Когда майор Михаил Водолазов приказал нам протаптывать дорогу, тогда мы, трое, от них отошли и видим, что там, у них, командующий за сосенкой присел на колено, а рядом с ним вел огонь из маузера начальник особого отдела, которому я отдал последнюю коробку патронов от имевшегося у меня пистолета. Когда мы отошли метров на 150–170, по нас с юга ударили из автоматов. Иван Иванович был ранен и приказал нам с Ванюшкой Никаноровым отходить. Метров через 20–25 оказалась поляна, которую мы успели перебежать и залечь в кусты. По нас было дано несколько очередей, но немцы побоялись выходить на открытое место, и нас не стали больше преследовать, а пошли обходить с тыла оставшихся товарищей. Это были последние минуты, когда я видел живым своего командарма…
…Смерть полковника Ушакова произошла на моих глазах вечером 14 апреля, перед тем как идти на последний прорыв к своим. Что его застрелил начальник особого отдела армии Камбург — да, это верно. Дело было так: когда стало темнеть, группа оторвалась от преследования немцев и решила сделать привал — все очень устали[163]. Камбург пригласил Ушакова отойти в сторону, потом слышим слова: «Вот тебе за потерю радиосвязи…» — и прозвучал выстрел. Командующий этим был недоволен. Я не могу судить, прав был или не прав Камбург и достоин ли был такой расправы Ушаков[164], но как и при каких обстоятельствах был убит Ушаков, я могу всегда подтвердить…

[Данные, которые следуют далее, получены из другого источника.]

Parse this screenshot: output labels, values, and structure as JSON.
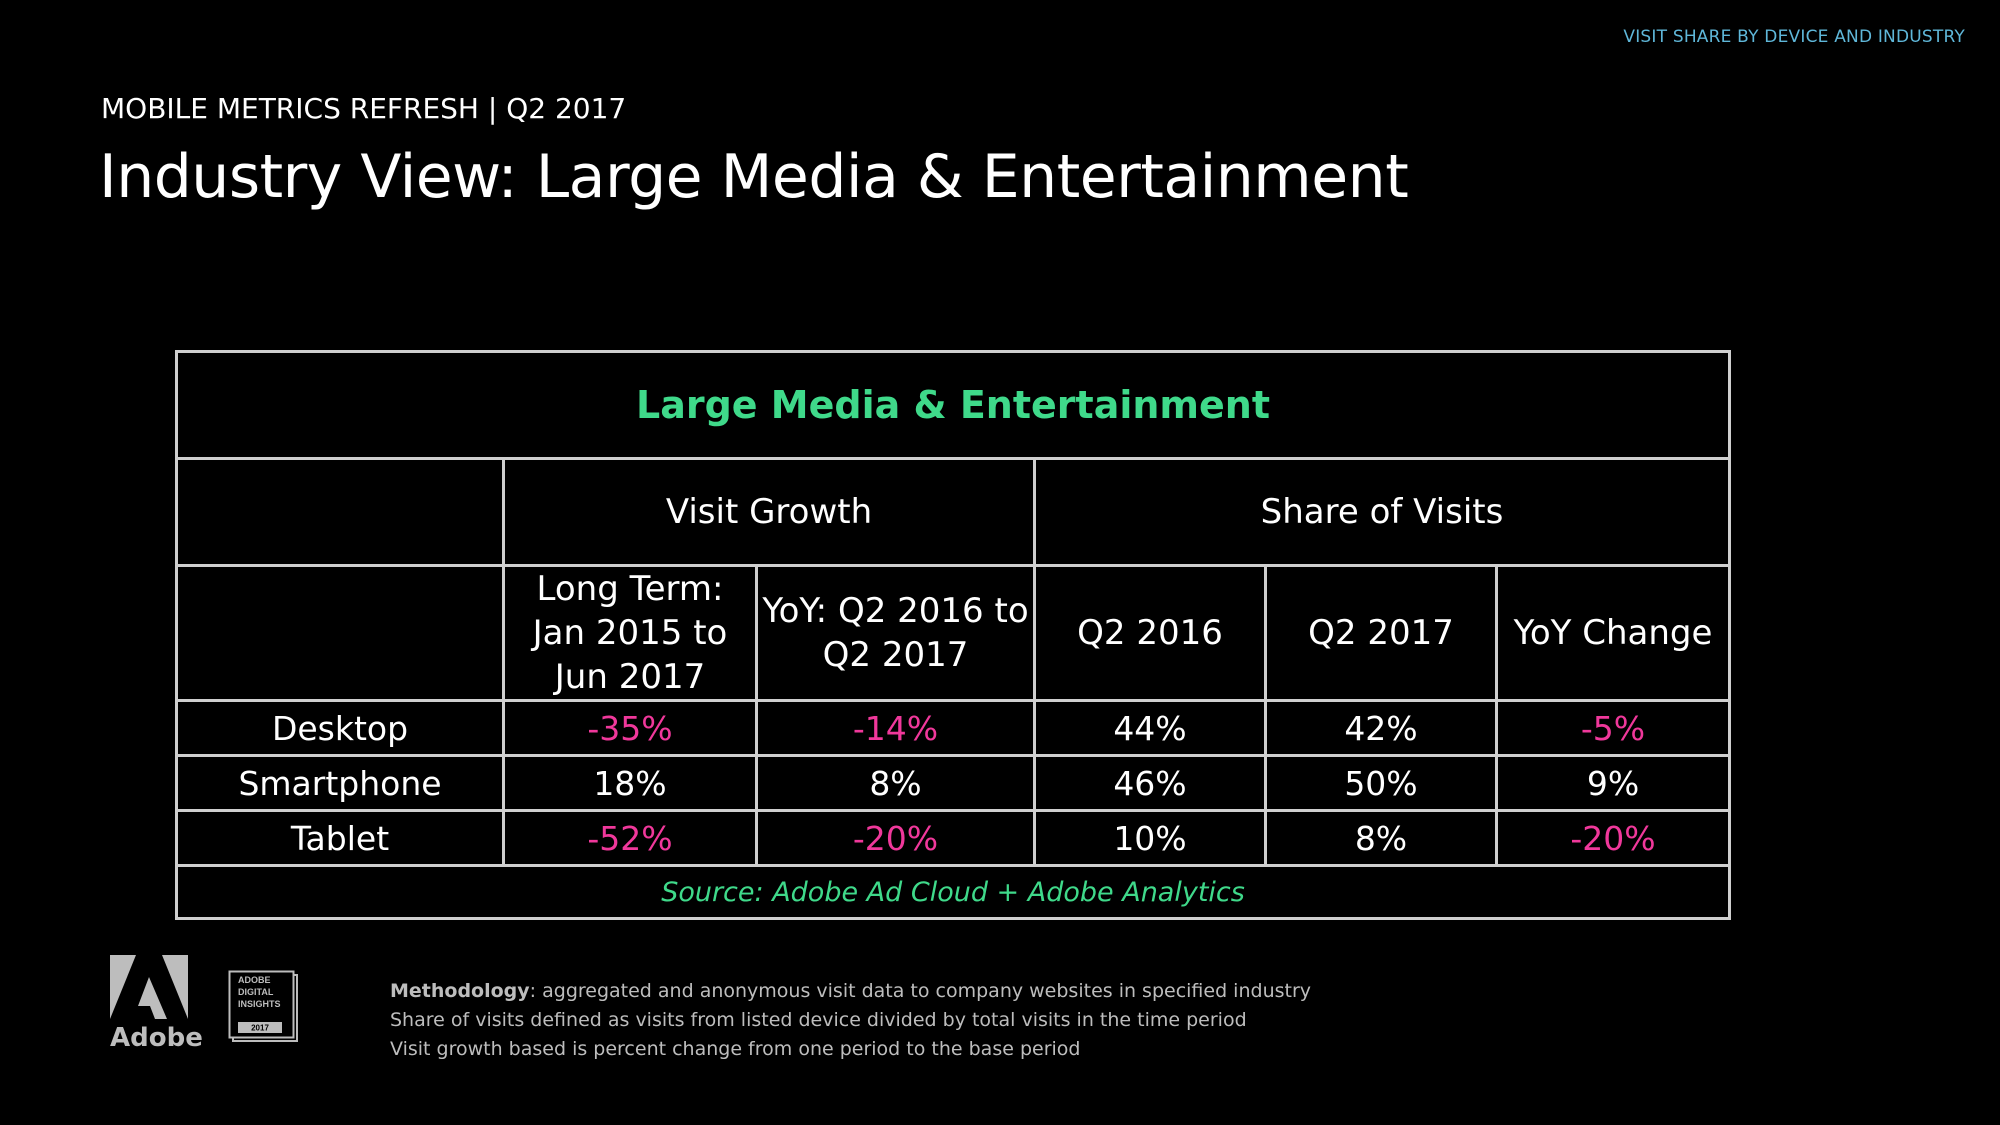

Из воспоминаний В.П. ГУДА, бывшего связиста 1138-го стрелкового полка 338-й стрелковой дивизииШтатная численность роты связи была 42 человека. Но было у нас в роте и по 45 человек. Например, числился у нас, видимо, чтобы получать довольствие, начальник связи полка капитан Кузовков.
Когда прошли Боровск, у нас в роте было и двадцать, и восемнадцать человек. Потери были большие. Кто ранен, кто убит. Каждый вечер в штаб полка относили строевую записку, где отмечали наличие списочного состава и потери за истекший день.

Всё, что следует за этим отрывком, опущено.